Até 20 de setembro, Lessa apresenta sua primeira individual em BeloHorizonte, na Grande Galeria do Palácio das Artes, com curadoria de Sérgio Rodrigo Reis. Trouxe do ateliê quase uma centena de obras em cestaria e outros materiais, realizadas entre 2007 e 2012, compondo três grandes conjuntos voltados para interpelar a matéria, o espírito, a vida e a arte em suas distintas manifestações. “Não estou falando só de entender, mas também de compreender e respeitar o mundo. E não só o dos humanos, mas de todas as coisas vivas que têm iguais direitos”, explica.
As quase 100 peças, explica o artista, compõem uma única grande obra, cujo motivo é “a energia do nascimento”, composta por três seções: Embrião, Turbulência e Nascimento. A primeira delas, com cerca de 15 itens, remete a “processo de ‘deslumbrância’ com as coisas”, “a energia do primeiro encontro”. Turbulência lembra um sentimento necessário –“a explosão, nascida da união da matéria com o espírito”. Alude, ainda, a um “atravessar a escuridão, que leva a aprender a conviver com nossas flores e espinhos”. Nascimento traz “sensação de paz, o ver, sentir e compreender as coisas”, depois de experimentar todas essas etapas.
“Só passando por esses estágios podemos ter, com consciência, o domínio para poder sentir a plenitude das coisas”, enfatiza Lessa. Trata-se de processo de crescimento, “essencial para chegar a outra situação, seja material ou espiritual”. O artista avisa que não procura criar figurações desse processo, mas está apresentando obras (de chão, de parede, no ar) em que “aplicou as energias” de cada um dos momentos. “Inclusive para não repetir as formas”, observa.
OBSERVAÇÃO As esculturas, diz ele, nascem da observação das coisas (“e do sentido”) à sua volta. “Procurando compreender o que elas falam comigo, só posso modificar o que existe, isso se as coisas me permitirem modificá-las. E vou construindo a história do material, o sentimento, transformando uma energia em outra com martelo, terra, silêncio e pedacinhos da minha história”, explica. O conjunto Nascimento integra série ainda maior. A primeira parte, chamada Mergulho, já foi apresentada. No momento, o artista está trabalhando na seção Vida. O quarto passo será Transparência.
Lessa é filho de mãe cesteira e pai tropeiro. “Com eles, aprendi a essência da natureza. Com o meu pai, a da natureza bruta; com minha mãe, como modular essa natureza bruta.
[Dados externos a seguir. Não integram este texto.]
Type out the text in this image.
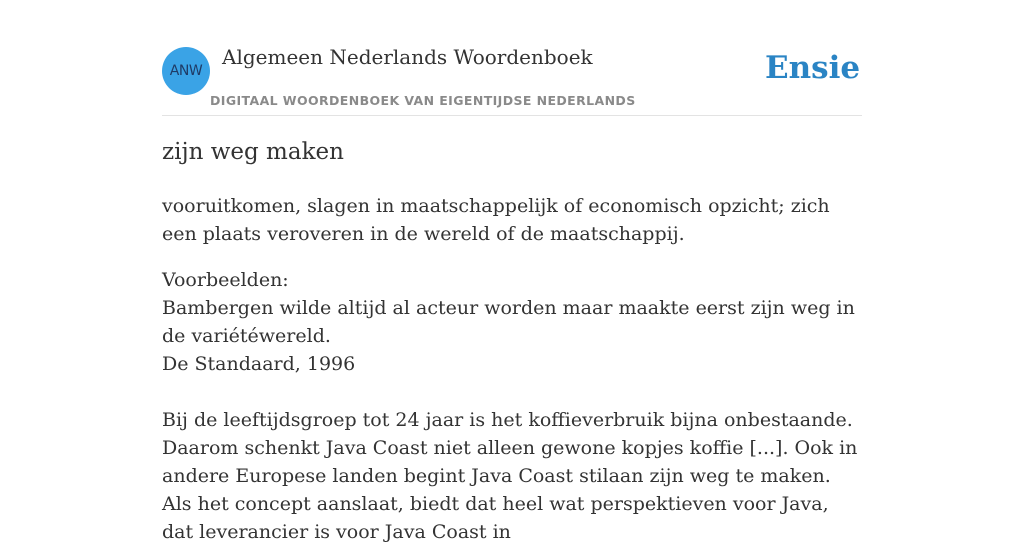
ANW
Algemeen Nederlands Woordenboek
DIGITAAL WOORDENBOEK VAN EIGENTIJDSE NEDERLANDS
Ensie
zijn weg maken

vooruitkomen, slagen in maatschappelijk of economisch opzicht; zich een plaats veroveren in de wereld of de maatschappij.

Voorbeelden:

Bambergen wilde altijd al acteur worden maar maakte eerst zijn weg in de variétéwereld.

De Standaard, 1996

Bij de leeftijdsgroep tot 24 jaar is het koffieverbruik bijna onbestaande. Daarom schenkt Java Coast niet alleen gewone kopjes koffie [...]. Ook in andere Europese landen begint Java Coast stilaan zijn weg te maken. Als het concept aanslaat, biedt dat heel wat perspektieven voor Java, dat leverancier is voor Java Coast in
Criar suas peças, conta o artista, é trabalho que consome tempo, às vezes anos, mas ele não se incomoda. “Gosto quando estou cansado. É aí que a gente testa o quanto ama o trabalho da gente, o bem fazer. É como dizia meu avô: corpo cansado, cabeça limpa.”
Suas esculturas foram selecionadas pelo curador e artista plástico Emanoel Araújo para a exposição A nova mão afro-brasileira, apresentada em 2014, no Museu Afro Brasil, em São Paulo.
MINEIROS
A mostra de Advânio Lessa integra o projeto Arteminas, da Fundação Clóvis Salgado, cuja proposta é promover o trabalho de artistas plásticos de diversas gerações. As primeiras exposições são a de Lessa, na Grande Galeria do Palácio das Artes; Carne viva, de Domingos Mazzilli, com curadoria de Susan O. Campo, na galeria Arlinda Corrêa Lima; e Entreatos e notas, de Rafael Zavagli, com curadoria de Júlio Martins, na Galeria Genesco Murta. Visitação gratuita de terça-feira a sábado, das 9h30 às 21h, e domingo, das 16h às 21h. Em cartaz até 20 de setembro. Os espaços ficam na Avenida Afonso Pena, 1.537, Centro.